Semaine du jeudi 30 juin 2005 - n°2121 - Livres

De Sciences-Po à Popenguine...

L’Afrique au coeur

Une jeune Française épouse un pêcheur sénégalais


C’était une jeune femme rangée. Sur la file de droite. Très tôt, elle s’était acheté une conduite, direction assistée. On lui promettait un de ces avenirs rectilignes qui ressemblent à une autoroute à quatre voies, avec péages automatiques, bison futé sur 107.7 et bandes d’arrêt d’urgence – où les lambins sont condamnés à mort. Elle ne traînait pas.
Diplômée de Sciences-Po, catholique, et «blanche comme une endive», Marielle Trolet avait 35 ans, un compagnon non seulement séduisant mais aussi riche, un travail non seulement bien payé mais aussi intéressant, une maison non seulement belle mais aussi vaste. Rien ne lui manquait, sauf l’essentiel: une raison d’exister. Elle réclamait du sens et de l’exaltation. Le confort l’incommodait. La réussite l’ennuyait. Elle rongeait son frein. «J’étais morte à l’intérieur mais cela ne se voyait pas.»
Un 1er avril de la fin des années 1990, elle décide alors de tout larguer. Mec, boulot, limousine, villa, pays. Pas pour «se retrouver», comme disent les abonnés aux clubs de vacances, mais au contraire pour s’oublier, se perdre. Si elle avait lu Jean Cayrol, elle aurait trouvé un mot magnifique qui lui ressemble: «Je vais où je m’ignore.» Elle part pour le Sénégal. A Dakar, même si elle est une «toubab», une Blanche, elle se sent aussitôt parmi les siens. Elle n’a pas tort. Le docteur Schweitzer était le cousin de sa grand-mère, bon sang ne ment pas. Après avoir traversé la brousse, l’ancienne diplômée de la rue Saint-Guillaume arrive dans un petit village côtier, Popenguine, qui veut dire «j’y suis, j’y reste». C’est ce qu’elle fait en tombant amoureuse d’un pêcheur, Tamsir Ndiaye. «Il était là, campé sur ses jambes, présent de tout son être, dégageant une force rayonnante.» Elle l’épouse. Marielle devient Madjigen. Ils font construire une maison. Un premier enfant naît. Elle se convertit à la religion musulmane. Elle est pauvre et heureuse comme jamais elle ne l’a été. N’étaient ses crises de paludisme à répétition, qu’il faut soigner, elle vivrait encore au Sénégal. Pour l’instant, la petite famille au complet est rentrée en France, mais c’est provisoire. Tamsir et Madjigen se sont promis de retourner à Popenguine.

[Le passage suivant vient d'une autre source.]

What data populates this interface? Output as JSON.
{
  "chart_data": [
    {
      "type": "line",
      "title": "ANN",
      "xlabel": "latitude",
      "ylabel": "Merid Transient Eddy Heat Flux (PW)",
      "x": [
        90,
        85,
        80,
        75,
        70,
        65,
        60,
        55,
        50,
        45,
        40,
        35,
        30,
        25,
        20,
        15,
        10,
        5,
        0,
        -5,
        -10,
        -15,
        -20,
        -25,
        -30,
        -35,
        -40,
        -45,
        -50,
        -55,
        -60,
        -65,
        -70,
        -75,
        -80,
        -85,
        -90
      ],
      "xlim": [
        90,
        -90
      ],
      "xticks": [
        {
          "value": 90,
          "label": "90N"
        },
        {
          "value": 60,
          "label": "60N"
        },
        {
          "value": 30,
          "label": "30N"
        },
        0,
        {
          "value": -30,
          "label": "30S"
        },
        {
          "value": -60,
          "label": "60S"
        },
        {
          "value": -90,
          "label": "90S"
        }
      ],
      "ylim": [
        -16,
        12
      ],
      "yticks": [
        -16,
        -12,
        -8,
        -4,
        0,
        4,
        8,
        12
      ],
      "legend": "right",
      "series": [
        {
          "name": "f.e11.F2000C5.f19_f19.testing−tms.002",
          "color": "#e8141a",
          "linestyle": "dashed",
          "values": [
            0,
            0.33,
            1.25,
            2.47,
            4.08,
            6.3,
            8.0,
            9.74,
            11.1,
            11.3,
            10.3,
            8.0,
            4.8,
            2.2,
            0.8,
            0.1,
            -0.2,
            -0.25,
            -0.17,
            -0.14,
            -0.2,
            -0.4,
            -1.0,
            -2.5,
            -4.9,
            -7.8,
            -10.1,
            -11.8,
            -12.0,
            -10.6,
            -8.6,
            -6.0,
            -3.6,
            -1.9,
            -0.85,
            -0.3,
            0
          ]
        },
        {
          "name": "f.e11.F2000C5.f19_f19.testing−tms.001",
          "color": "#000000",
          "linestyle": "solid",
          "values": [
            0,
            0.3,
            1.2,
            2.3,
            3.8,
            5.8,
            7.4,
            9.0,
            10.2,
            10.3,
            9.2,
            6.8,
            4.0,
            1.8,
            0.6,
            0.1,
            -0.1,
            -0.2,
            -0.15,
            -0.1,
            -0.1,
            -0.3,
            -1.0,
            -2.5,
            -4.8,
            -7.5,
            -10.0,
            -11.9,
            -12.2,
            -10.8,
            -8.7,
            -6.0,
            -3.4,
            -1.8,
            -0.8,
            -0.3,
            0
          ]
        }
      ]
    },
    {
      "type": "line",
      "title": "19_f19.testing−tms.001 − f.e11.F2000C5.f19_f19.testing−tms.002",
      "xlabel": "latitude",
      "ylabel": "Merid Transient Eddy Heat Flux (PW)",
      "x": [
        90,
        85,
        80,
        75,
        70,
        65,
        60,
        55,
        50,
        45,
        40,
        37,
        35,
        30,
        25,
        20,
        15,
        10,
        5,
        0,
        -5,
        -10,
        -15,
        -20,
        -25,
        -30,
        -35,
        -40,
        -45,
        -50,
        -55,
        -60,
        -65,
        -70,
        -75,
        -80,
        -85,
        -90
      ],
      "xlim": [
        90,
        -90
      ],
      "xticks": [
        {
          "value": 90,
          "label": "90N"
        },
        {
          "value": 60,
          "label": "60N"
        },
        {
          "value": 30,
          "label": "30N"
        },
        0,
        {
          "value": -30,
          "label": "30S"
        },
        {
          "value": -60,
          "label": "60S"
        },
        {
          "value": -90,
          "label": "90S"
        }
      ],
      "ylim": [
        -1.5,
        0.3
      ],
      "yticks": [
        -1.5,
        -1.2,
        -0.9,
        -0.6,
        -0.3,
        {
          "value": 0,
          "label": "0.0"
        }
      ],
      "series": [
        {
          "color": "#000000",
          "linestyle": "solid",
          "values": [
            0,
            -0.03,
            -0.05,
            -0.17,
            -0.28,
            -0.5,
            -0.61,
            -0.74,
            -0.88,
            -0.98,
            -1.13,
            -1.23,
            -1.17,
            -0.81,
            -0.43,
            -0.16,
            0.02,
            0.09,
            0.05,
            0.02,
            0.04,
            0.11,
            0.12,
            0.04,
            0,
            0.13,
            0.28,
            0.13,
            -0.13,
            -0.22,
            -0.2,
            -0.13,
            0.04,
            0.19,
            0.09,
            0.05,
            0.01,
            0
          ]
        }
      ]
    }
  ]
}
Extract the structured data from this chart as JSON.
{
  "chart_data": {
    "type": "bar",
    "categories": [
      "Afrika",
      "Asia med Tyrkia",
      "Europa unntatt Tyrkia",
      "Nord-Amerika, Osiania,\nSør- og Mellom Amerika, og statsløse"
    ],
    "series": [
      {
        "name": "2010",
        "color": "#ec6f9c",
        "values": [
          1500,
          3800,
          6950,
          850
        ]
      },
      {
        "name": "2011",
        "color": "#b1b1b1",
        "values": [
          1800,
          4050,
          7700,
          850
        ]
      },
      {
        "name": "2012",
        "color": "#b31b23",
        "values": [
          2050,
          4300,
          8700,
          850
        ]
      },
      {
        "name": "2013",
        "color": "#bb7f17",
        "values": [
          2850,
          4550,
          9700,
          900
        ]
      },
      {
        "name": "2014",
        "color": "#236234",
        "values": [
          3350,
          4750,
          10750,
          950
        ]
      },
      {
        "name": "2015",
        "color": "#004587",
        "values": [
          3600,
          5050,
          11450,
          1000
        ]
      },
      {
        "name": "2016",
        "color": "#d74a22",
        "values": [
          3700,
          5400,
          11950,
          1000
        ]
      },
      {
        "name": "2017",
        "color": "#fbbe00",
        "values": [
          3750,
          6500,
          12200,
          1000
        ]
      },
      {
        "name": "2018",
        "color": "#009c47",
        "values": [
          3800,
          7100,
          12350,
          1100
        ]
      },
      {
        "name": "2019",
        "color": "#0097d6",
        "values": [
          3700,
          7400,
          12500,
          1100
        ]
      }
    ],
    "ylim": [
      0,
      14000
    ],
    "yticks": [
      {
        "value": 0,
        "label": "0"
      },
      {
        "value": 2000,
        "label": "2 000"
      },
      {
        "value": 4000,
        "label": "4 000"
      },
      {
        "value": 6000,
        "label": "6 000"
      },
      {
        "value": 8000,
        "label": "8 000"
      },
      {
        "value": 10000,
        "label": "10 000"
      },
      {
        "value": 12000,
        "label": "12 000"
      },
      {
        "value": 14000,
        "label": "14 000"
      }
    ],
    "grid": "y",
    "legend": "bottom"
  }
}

Même si elle ne prétend pas à l’ethnologie, ni d’ailleurs à la littérature, on pense, en la lisant, à l’inoubliable «Chebika» de Jean Duvignaud, écrit dans la Tunisie des années 1960. Au-delà du témoignage personnel, qui touche au cœur tellement il défie la raison raisonneuse, «Femme blanche. Afrique noire» est en effet un document précieux. Chroniqueuse de sa propre métamorphose (elle rêvait autrefois d’une carrière diplomatique), échappant à l’enjolivure comme au misérabilisme, Marielle Trolet Ndiaye décrit le quotidien d’une épouse africaine dans un petit village des bords de mer. Elle apprend comment tenir une maison sans électroménager ni téléphone, «servir» son mari, accepter l’absence de toute intimité, rembourser ses rivales jalouses, donner à manger aux passants, accoucher sur la table d’un dispensaire, porter son enfant sur le dos. Elle apprend surtout à ne plus prétendre gouverner son avenir ni forger son destin, à se désencombrer de ses certitudes, à accepter de se soumettre à l’ordre naturel de la vie. «Popenguine, écrit-elle, a guéri mon cœur des blessures causées par le doute, par l’angoisse des questions sans réponse, et par le manque d’amour.»
Lorsqu’elle est rentrée en France, au cœur de l’hiver, il faisait zéro degré. Dans les vitrines, on exposait déjà les nouvelles collections printemps-été. Tissus légers et couleurs fluo. Dans son propre pays, Marielle était devenue une étrangère.

«Femme blanche. Afrique noire», par Marielle Trolet Ndiaye, Grasset, 382 p., 20,90 euros.

Née en 1963 à Oran, diplômée de Sciences-Po, thérapeute tuina, Marielle Trolet Ndiaye vit actuellement dans un village de l’Ardèche.